Palco da visita do presidente Jair Bolsonaro (sem partido), o Santa Mônica nasceu em 2005, durante o primeiro mandato de Lula. No local vivem 713 famílias que antes integravam movimentos sociais de luta pela terra, como o MST (Movimento dos Trabalhadores Rurais Sem Terra).

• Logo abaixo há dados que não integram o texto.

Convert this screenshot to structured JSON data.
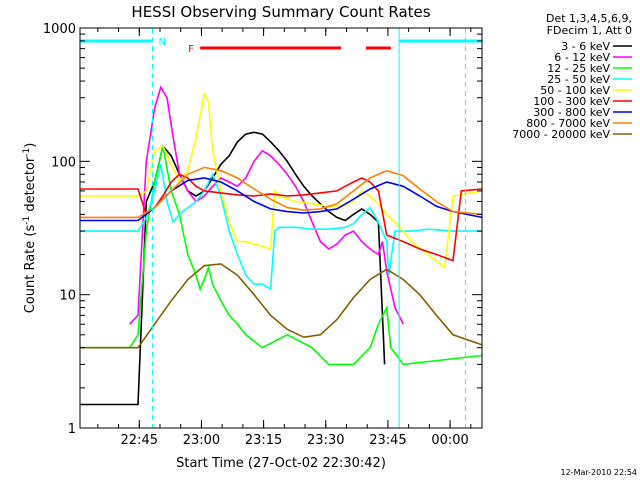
{
  "chart_data": {
    "type": "line",
    "title": "HESSI Observing Summary Count Rates",
    "xlabel": "Start Time (27-Oct-02 22:30:42)",
    "ylabel_main": "Count Rate (s",
    "ylabel_sup1": "-1",
    "ylabel_mid": " detector",
    "ylabel_sup2": "-1",
    "ylabel_end": ")",
    "xlim_minutes": [
      0,
      97
    ],
    "ylim": [
      1,
      1000
    ],
    "yscale": "log",
    "xticks": [
      {
        "label": "22:45",
        "min": 14.3
      },
      {
        "label": "23:00",
        "min": 29.3
      },
      {
        "label": "23:15",
        "min": 44.3
      },
      {
        "label": "23:30",
        "min": 59.3
      },
      {
        "label": "23:45",
        "min": 74.3
      },
      {
        "label": "00:00",
        "min": 89.3
      }
    ],
    "yticks": [
      {
        "label": "1000",
        "value": 1000
      },
      {
        "label": "100",
        "value": 100
      },
      {
        "label": "10",
        "value": 10
      },
      {
        "label": "1",
        "value": 1
      }
    ],
    "legend_header": [
      "Det 1,3,4,5,6,9,",
      "FDecim 1, Att 0"
    ],
    "series": [
      {
        "name": "3 - 6 keV",
        "color": "#000000",
        "x": [
          0,
          14,
          16,
          18,
          20,
          22,
          24,
          26,
          28,
          30,
          32,
          34,
          36,
          38,
          40,
          42,
          44,
          46,
          48,
          50,
          52,
          54,
          56,
          58,
          60,
          62,
          64,
          66,
          68,
          70,
          72,
          73.5
        ],
        "y": [
          1.5,
          1.5,
          50,
          70,
          130,
          110,
          80,
          60,
          55,
          60,
          75,
          95,
          110,
          140,
          160,
          165,
          160,
          140,
          120,
          100,
          80,
          65,
          55,
          48,
          42,
          38,
          36,
          40,
          44,
          40,
          35,
          3
        ]
      },
      {
        "name": "6 - 12 keV",
        "color": "#ff00ff",
        "x": [
          12,
          14,
          16,
          18,
          19.5,
          21,
          22.5,
          24,
          26,
          28,
          30,
          32,
          34,
          36,
          38,
          40,
          42,
          44,
          46,
          48,
          50,
          52,
          54,
          56,
          58,
          60,
          62,
          64,
          66,
          68,
          70,
          72,
          73,
          74,
          76,
          78
        ],
        "y": [
          6,
          7,
          100,
          250,
          360,
          300,
          150,
          80,
          60,
          50,
          55,
          65,
          75,
          70,
          65,
          75,
          100,
          120,
          110,
          95,
          80,
          65,
          50,
          35,
          25,
          22,
          24,
          28,
          30,
          25,
          22,
          20,
          25,
          15,
          8,
          6
        ]
      },
      {
        "name": "12 - 25 keV",
        "color": "#00ff00",
        "x": [
          0,
          12,
          14,
          16,
          18,
          20,
          22,
          24,
          26,
          28,
          29,
          30,
          31,
          32,
          34,
          36,
          38,
          40,
          44,
          50,
          56,
          60,
          66,
          70,
          72,
          74,
          75,
          78,
          97
        ],
        "y": [
          4,
          4,
          5,
          30,
          70,
          130,
          60,
          40,
          20,
          14,
          11,
          13,
          16,
          12,
          9,
          7,
          6,
          5,
          4,
          5,
          4,
          3,
          3,
          4,
          6,
          8,
          4,
          3,
          3.5
        ]
      },
      {
        "name": "25 - 50 keV",
        "color": "#00ffff",
        "x": [
          0,
          14,
          16,
          18,
          19.5,
          21,
          22.5,
          24,
          26,
          28,
          30,
          32,
          34,
          36,
          38,
          40,
          42,
          44,
          46,
          47,
          48,
          52,
          56,
          60,
          64,
          66,
          68,
          70,
          72,
          74,
          74.5,
          76,
          80,
          84,
          90,
          97
        ],
        "y": [
          30,
          30,
          38,
          60,
          95,
          50,
          35,
          40,
          45,
          50,
          60,
          80,
          55,
          30,
          20,
          14,
          12,
          12,
          11,
          30,
          32,
          32,
          31,
          31,
          32,
          34,
          40,
          45,
          35,
          25,
          14,
          30,
          30,
          31,
          30,
          30
        ]
      },
      {
        "name": "50 - 100 keV",
        "color": "#ffff00",
        "x": [
          0,
          14,
          16,
          18,
          20,
          22,
          24,
          26,
          28,
          30,
          31,
          32,
          34,
          36,
          38,
          40,
          42,
          44,
          46,
          47,
          48,
          52,
          56,
          60,
          64,
          66,
          68,
          70,
          72,
          74,
          76,
          78,
          80,
          84,
          88,
          90,
          97
        ],
        "y": [
          55,
          55,
          60,
          120,
          130,
          95,
          70,
          85,
          150,
          320,
          280,
          120,
          60,
          35,
          25,
          25,
          24,
          23,
          22,
          60,
          55,
          50,
          48,
          46,
          47,
          50,
          60,
          55,
          48,
          40,
          35,
          30,
          25,
          20,
          16,
          55,
          60
        ]
      },
      {
        "name": "100 - 300 keV",
        "color": "#ff0000",
        "x": [
          0,
          14,
          16,
          18,
          20,
          22,
          24,
          26,
          28,
          30,
          34,
          38,
          42,
          46,
          50,
          54,
          58,
          62,
          64,
          66,
          68,
          70,
          72,
          74,
          78,
          82,
          86,
          90,
          92,
          97
        ],
        "y": [
          62,
          62,
          40,
          45,
          55,
          70,
          80,
          75,
          65,
          60,
          58,
          56,
          55,
          57,
          55,
          56,
          58,
          60,
          65,
          70,
          75,
          70,
          60,
          28,
          25,
          22,
          20,
          18,
          60,
          62
        ]
      },
      {
        "name": "300 - 800 keV",
        "color": "#0000ff",
        "x": [
          0,
          14,
          18,
          22,
          26,
          30,
          34,
          38,
          42,
          46,
          50,
          54,
          58,
          62,
          66,
          70,
          74,
          78,
          82,
          86,
          90,
          97
        ],
        "y": [
          36,
          36,
          45,
          60,
          72,
          75,
          70,
          60,
          50,
          44,
          42,
          41,
          42,
          44,
          52,
          62,
          70,
          65,
          55,
          46,
          42,
          38
        ]
      },
      {
        "name": "800 - 7000 keV",
        "color": "#ff8000",
        "x": [
          0,
          14,
          18,
          22,
          26,
          30,
          34,
          38,
          42,
          46,
          50,
          54,
          58,
          62,
          66,
          70,
          74,
          78,
          82,
          86,
          90,
          97
        ],
        "y": [
          38,
          38,
          45,
          60,
          80,
          90,
          85,
          75,
          62,
          52,
          45,
          43,
          44,
          48,
          60,
          75,
          85,
          78,
          62,
          50,
          42,
          40
        ]
      },
      {
        "name": "7000 - 20000 keV",
        "color": "#806000",
        "x": [
          0,
          14,
          18,
          22,
          26,
          30,
          34,
          38,
          42,
          46,
          50,
          54,
          58,
          62,
          66,
          70,
          74,
          78,
          82,
          86,
          90,
          97
        ],
        "y": [
          4,
          4,
          6,
          9,
          13,
          16.5,
          17,
          14,
          10,
          7,
          5.5,
          4.8,
          5,
          6.5,
          9.5,
          13,
          15.5,
          13,
          10,
          7,
          5,
          4.2
        ]
      }
    ],
    "flag_bars": [
      {
        "label": "N",
        "color": "#00ffff",
        "segments": [
          [
            0,
            17.5
          ],
          [
            77,
            97
          ]
        ]
      },
      {
        "label": "F",
        "color": "#ff0000",
        "segments": [
          [
            29,
            63
          ],
          [
            69,
            75
          ]
        ]
      }
    ],
    "vlines": [
      {
        "min": 17.5,
        "color": "#00ffff",
        "style": "dashed"
      },
      {
        "min": 77,
        "color": "#00ffff",
        "style": "solid"
      },
      {
        "min": 93,
        "color": "#00ffff",
        "style": "dashed"
      }
    ],
    "grid": false,
    "legend_position": "top-right"
  },
  "footer": {
    "date": "12-Mar-2010 22:54"
  }
}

Discurso de Bolsonaro em Terenos ignorou reforma agrária

De 2001 até abril deste ano, o Incra expediu 6.876 títulos de concessão de uso ou de domínio definitivo de terras para assentados em Mato Grosso do Sul. A maior parte - exatos 6.492 - foram emitidos até 2018, ou seja, antes de Jair Bolsonaro assumir a presidência.

Um dos primeiros atos de governo de Bolsonaro foi determinar a paralisação dos processos de vistoria e aquisição de terras para a reforma agrária, em março de 2019. Pelo menos 250 processos foram suspensos.

Em seu discurso no Assentamento Santa Mônica, o presidente não fez nenhuma menção à reforma agrária. Ao contrário disso, bradou que seu governo não demarcou terras indígenas ou quilombolas e vendeu projeto que prevê permitir o garimpo de minérios em reservas. A fala completa está disponível aqui.

De acordo com o Incra, 28,1 mil famílias estão assentadas em 206 projetos distribuídos pelo Estado.